Le grain de sable

Pourquoi la peur du débat?

Le Conseil national va se saisir très prochainement de la question du mariage pour tous. C’est incontestablement un sujet de société qui n’a aucune base scientifique au sens étroit, mais qui représente au contraire un intérêt sociologique, politique, sociétal important avec des conséquences en matière de filiation, de PMA, sans oublier les très délicates questions financières liées aux rentes AVS, aux problèmes fiscaux etc… Qu’il y ait des avis très divergents dans tous ces domaines est parfaitement légitime.

Or que constatons-nous ? Ainsi que nous l’avons déjà relevé dans un précédent billet (les entourloupes parlementaires, novembre 2019), selon la Commission juridique du Conseil national qui en est l’auteur, le projet mis en délibération n’est qu’un « projet central » (sic) qui renvoie à « des révisions ultérieures » (c’est nous qui avons mis en gras). Cela signifie qu’on étudiera plus tard et séparément « la question de l’élargissement du champ d’application des normes existantes dans les domaines dans lesquels le droit en vigueur opère une distinction en fonction du sexe des époux ou exige …..  l’hétérosexualité des époux (par exemple pour l’accès à la PMA) » (citation du condensé du rapport de la Commission).

 

La peur du débat constitutionnel

Comme nous l’avons aussi déjà relevé dans le billet “l’entourloupe parlementaire”, l’Office fédéral de la justice a recommandé à la Commission de ne pas prévoir une discussion préalable de niveau constitutionnel et d’opter parmi les courants de doctrine (il en cite 4 différents dans son avis de droit, voir ch. 1.2.2.2) celui qui considère que la Constitution actuelle a déjà confié au législateur le soin de décider de la définition du mariage. On oblige ainsi les citoyens à réclamer un éventuel référendum s’ils souhaitent se prononcer au sujet d’un changement sociétal qui bouleverse la notion de mariage telle qu’elle a été vécue depuis plusieurs centaines d’années, avec des conséquences lourdes en ce qui concerne les enfants et leur filiation.

 La peur des débats parlementaires

Selon Heidi.News du 30 janvier, le Conseil fédéral lui-même souhaite qu’on ne parle pas trop du sujet. En effet, je cite Heidi.News, «  pour que la réforme ne s’enlise pas dans de longs débats parlementaires, il propose de régler dans un second temps les aspects plus controversés comme l’accès à la procréation médicalement assistée » (c’est nous qui avons mis un passage en gras).

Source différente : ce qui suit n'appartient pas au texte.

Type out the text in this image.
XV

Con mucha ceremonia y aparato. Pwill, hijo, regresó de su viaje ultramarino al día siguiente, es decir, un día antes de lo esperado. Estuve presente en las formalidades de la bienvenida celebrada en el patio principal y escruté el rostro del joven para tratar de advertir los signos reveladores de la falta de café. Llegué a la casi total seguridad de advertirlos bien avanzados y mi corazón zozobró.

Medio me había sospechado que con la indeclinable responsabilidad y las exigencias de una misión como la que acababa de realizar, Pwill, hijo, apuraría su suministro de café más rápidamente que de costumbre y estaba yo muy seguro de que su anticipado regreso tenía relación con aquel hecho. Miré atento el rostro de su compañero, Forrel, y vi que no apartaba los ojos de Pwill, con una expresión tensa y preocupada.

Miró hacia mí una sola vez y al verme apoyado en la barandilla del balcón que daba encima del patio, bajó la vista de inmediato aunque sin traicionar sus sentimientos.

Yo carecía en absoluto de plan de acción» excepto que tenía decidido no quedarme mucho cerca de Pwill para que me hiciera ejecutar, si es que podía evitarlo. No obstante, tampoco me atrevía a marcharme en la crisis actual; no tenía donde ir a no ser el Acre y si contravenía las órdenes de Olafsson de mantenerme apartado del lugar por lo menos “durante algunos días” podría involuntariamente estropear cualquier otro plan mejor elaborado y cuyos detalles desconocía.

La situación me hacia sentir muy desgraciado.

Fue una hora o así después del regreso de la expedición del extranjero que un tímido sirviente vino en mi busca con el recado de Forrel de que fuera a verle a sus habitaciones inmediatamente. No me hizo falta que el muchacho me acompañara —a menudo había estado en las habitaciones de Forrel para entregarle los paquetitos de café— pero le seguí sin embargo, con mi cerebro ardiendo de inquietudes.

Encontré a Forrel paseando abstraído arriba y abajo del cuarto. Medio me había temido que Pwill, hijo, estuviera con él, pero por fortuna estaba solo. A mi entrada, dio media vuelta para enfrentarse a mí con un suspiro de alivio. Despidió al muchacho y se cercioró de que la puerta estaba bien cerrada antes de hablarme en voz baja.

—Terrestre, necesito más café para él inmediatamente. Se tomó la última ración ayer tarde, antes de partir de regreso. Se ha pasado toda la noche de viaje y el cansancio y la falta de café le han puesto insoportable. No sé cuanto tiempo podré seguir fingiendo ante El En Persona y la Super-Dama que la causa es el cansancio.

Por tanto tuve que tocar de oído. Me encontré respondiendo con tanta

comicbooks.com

On rappelle à ce propos qu’en Suisse, le don de sperme n’est autorisé que pour un couple marié au sens du droit actuel et que sont interdits les dons d’ovules et les mères porteuses.

Le Conseil fédéral omet de relever qu’une minorité de la commission recommande déjà que l’on introduise dans le code civil, une disposition nouvelle précisant :

« art 259a nouveau

Si la mère est mariée à une femme au moment de la naissance, son épouse est l’autre parent de l’enfant.

Les dispositions concernant le statut juridique du père sont applicables par analogie à l’autre parent ».

 

La situation est parfaitement claire, sitôt le mariage pour tous accepté, le principe du droit à l’enfant pour les couples de même sexe sera entériné et ce d’autant plus que l’on a déjà mis en vigueur le principe de l’adoption de l’enfant de l’autre partenaire.

Un large débat est nécessaire

Si l’on souhaite encore pouvoir discuter de ces différentes questions touchant en fait plus au droit de l’enfant qu’à celui des adultes, il est indispensable d’ouvrir un très large débat en relation avec le mariage pour tous avant que cette nouveauté soit votée. Le refus d’une minorité de la Commission d’entrer en matière est la seule solution qui permette de reprendre la réflexion au niveau constitutionnel et d’envisager honnêtement les droits des enfants futurs. Y aura-t-il un parti politique capable de les défendre ?

En page 20 de la brochure du Conseil fédéral relative à la votation du 9 février, il est bien précisé « qu’on pourra mener des débats d’opinion, comme actuellement sur le <<mariage pour tous>> par exemple ». On se demande bien pourquoi dès lors, ce débat devrait être rendu aussi court et difficile que possible par les autorités mêmes qui devraient le garantir.